Put another way: if these "ideas" ever become law, Sergeant Smith is in for quite a shock; if he's lucky, that monthly retirement check might cover his mortgage and health insurance and that's about it. Quite a change from the "free, lifetime health care" he was promised back in 1993.
So far, the proposals outlined at Brookings are just that--suggestions. To date, the Pentagon has resisted major changes in retiree healthcare programs, realizing the potential impact on recruiting and retention. But every SecDef since Robert Gates has been wailing about rising health care costs, and it's no secret that ideas broached at places like Brookings or the Heritage Foundation are often used as test balloons and (if they garner enough support) become law of the land. With DoD leadership itching for a change, military retirees and dependents may find themselves longing for the "good ol' days" of Tricare, as they try to navigate the train wreck called The Affordable Care Act.

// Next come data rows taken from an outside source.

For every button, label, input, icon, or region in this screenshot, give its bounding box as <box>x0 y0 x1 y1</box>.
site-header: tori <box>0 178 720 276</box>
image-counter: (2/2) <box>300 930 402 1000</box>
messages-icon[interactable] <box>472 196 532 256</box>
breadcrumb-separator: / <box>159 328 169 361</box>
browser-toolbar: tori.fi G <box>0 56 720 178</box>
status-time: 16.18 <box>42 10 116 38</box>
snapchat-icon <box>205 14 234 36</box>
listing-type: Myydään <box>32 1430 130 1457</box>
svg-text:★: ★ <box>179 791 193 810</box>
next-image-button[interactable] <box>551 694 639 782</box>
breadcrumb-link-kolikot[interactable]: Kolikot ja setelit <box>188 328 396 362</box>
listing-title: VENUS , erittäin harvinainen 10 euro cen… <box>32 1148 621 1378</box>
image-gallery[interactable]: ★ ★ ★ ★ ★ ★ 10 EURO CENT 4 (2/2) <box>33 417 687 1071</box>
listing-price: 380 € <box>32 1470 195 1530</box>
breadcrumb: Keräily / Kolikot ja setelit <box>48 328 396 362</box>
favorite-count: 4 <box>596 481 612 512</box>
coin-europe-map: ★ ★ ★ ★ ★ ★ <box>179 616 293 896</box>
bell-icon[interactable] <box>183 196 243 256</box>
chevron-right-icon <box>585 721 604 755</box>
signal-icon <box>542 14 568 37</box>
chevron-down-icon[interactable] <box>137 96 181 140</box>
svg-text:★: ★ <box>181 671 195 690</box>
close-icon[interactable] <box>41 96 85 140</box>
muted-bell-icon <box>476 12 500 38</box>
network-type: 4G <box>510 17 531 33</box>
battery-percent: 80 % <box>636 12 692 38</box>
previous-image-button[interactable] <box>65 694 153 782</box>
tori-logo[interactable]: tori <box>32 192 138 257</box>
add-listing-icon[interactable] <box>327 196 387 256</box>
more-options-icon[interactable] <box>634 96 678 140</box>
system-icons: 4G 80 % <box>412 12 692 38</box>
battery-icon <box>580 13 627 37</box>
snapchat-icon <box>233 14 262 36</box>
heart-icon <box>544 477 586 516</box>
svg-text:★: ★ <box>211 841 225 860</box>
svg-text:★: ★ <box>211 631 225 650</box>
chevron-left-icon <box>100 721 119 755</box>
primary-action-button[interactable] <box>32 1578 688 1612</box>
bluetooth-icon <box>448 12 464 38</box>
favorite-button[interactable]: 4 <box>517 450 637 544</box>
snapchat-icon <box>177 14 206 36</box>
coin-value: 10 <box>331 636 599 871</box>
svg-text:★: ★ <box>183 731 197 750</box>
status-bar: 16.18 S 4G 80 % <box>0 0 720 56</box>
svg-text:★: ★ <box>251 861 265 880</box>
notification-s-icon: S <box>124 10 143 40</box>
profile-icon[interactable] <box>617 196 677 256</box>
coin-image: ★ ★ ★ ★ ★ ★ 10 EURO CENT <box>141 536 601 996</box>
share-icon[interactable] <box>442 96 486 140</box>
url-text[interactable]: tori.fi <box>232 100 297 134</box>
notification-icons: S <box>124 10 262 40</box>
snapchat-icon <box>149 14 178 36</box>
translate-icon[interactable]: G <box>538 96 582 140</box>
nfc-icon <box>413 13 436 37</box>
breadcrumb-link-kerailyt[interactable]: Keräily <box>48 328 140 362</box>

ADDENDUM: As you might expect, there is a political under-current to all of this. It's no secret that Obamacare needs more enrollees, to ease financial pressure on the program. So, why not push 9 million Tricare beneficiaries into the system? The government could mandate enrollment when service members receive their retirement orders and "automatically" deduct premiums from their monthly checks.
Don't laugh--it may be closer that you think. And lest we forget, John Boehner and Congressional Republicans recently funded Obamacare through next September, as part of the $1 trillion Cromnibus crap sandwich. Based on that precedent, it wouldn't be hard to convince Republican lawmakers that shifting military retirees and dependents to Obamacare is really a good idea.